If Elway and Giants GM Dave Gettleman cannot pass up a 2019 prospect, it shrinks next year’s suitor group but also widens the opening for better teams’ succession strategies.

Bill Belichick is constantly ahead of the NFL, his pick-swap trades for starters last year providing further illustration. The Patriots collecting enough ammunition to be a viable trade-up candidate for Tom Brady's heir apparent next year would place the Mt. Rushmore coach on the precipice of a defining GM move. The Saints made several win-now deals last year but need to be ready to find their next quarterback, with Drew Brees’ age-40 season coming after he showed signs of decline by season's end. Given their January agony in recent years, would the Saints sacrifice assets for the future? 

Philip Rivers’ and Ben Roethlisberger’s ages may allow the Bolts and Steelers to delay this strategy, but not for long. The cadre of teams with mid-tier incumbents will be studying the 2020 class harder than they’ve examined any group in years.

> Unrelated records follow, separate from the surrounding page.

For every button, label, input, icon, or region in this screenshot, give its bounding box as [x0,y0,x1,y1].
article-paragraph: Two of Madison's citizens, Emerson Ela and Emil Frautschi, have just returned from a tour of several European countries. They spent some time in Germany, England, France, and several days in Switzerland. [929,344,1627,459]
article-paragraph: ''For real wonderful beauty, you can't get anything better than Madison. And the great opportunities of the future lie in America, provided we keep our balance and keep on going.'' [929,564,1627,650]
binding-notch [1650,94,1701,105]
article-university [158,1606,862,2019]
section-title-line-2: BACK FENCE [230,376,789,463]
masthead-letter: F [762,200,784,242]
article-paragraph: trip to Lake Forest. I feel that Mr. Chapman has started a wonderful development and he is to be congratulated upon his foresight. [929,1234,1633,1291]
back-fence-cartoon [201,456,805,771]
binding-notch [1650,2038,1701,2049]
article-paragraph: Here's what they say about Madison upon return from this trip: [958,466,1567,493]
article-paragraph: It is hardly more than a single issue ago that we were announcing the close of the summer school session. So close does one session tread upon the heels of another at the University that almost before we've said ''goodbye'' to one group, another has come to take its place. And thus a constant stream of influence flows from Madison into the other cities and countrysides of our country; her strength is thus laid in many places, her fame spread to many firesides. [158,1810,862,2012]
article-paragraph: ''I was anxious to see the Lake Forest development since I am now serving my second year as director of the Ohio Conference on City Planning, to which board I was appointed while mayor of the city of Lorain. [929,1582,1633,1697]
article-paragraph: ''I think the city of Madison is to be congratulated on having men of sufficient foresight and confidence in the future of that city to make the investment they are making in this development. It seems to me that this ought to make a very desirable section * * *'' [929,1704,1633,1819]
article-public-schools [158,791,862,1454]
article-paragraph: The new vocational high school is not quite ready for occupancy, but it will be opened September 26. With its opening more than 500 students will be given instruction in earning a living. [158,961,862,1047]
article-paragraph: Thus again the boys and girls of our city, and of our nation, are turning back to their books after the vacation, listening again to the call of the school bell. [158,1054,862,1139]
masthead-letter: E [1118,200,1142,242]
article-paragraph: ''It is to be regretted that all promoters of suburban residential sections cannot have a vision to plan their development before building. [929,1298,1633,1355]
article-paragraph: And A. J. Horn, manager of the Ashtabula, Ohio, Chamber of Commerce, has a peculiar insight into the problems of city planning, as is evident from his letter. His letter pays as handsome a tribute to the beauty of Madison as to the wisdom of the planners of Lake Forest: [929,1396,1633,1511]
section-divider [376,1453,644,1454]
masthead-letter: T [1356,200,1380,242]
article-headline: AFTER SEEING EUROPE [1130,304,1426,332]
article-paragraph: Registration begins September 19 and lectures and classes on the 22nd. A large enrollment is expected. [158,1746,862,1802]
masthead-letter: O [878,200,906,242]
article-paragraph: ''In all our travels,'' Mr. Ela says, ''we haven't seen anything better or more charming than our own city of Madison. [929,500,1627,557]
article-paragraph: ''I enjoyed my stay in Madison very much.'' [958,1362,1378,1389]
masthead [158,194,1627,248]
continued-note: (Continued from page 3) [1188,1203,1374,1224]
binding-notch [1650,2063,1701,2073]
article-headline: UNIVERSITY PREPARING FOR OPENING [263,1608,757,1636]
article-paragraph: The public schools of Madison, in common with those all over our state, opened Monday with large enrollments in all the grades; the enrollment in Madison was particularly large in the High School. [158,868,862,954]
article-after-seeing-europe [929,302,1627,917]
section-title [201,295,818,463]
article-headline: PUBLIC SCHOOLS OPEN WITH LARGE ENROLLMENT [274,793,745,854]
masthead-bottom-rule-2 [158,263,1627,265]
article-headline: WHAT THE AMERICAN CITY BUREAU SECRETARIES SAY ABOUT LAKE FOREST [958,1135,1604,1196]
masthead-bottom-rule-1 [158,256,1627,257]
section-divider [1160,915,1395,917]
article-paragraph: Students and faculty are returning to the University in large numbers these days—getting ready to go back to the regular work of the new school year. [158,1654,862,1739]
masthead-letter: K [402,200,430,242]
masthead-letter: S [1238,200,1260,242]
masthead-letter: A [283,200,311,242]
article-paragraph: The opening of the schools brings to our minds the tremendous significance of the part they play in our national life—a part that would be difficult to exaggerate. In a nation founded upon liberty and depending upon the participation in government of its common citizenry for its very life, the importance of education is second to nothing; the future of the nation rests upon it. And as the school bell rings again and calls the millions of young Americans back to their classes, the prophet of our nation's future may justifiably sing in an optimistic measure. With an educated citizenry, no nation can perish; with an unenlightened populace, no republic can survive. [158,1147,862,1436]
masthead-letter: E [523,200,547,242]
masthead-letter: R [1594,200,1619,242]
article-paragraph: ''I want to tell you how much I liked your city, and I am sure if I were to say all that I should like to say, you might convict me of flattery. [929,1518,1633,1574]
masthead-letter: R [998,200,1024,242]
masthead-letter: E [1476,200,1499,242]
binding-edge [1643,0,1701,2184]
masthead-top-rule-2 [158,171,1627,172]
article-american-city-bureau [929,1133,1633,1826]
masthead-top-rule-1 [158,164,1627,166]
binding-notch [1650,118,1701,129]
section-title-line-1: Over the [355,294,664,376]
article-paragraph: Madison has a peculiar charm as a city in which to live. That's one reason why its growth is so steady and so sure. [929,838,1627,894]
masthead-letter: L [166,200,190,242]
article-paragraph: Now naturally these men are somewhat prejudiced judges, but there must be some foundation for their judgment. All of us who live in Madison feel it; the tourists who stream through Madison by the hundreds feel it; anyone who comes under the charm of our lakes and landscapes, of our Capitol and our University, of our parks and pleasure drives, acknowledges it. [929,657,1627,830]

That will make matters more difficult for the desperate franchises that have 2019 decisions to make. Their will-they/won’t-they choices this April will be the start of a complex process, but bowing out of the race early just for the sake of filling a need now may be ill-advised.

How the sect of the NFL that needs 2020s-and-beyond quarterback solutions proceeds over the next 13 months will be a fun roster-building subplot to follow — one with potential regimes- and era-altering ramifications.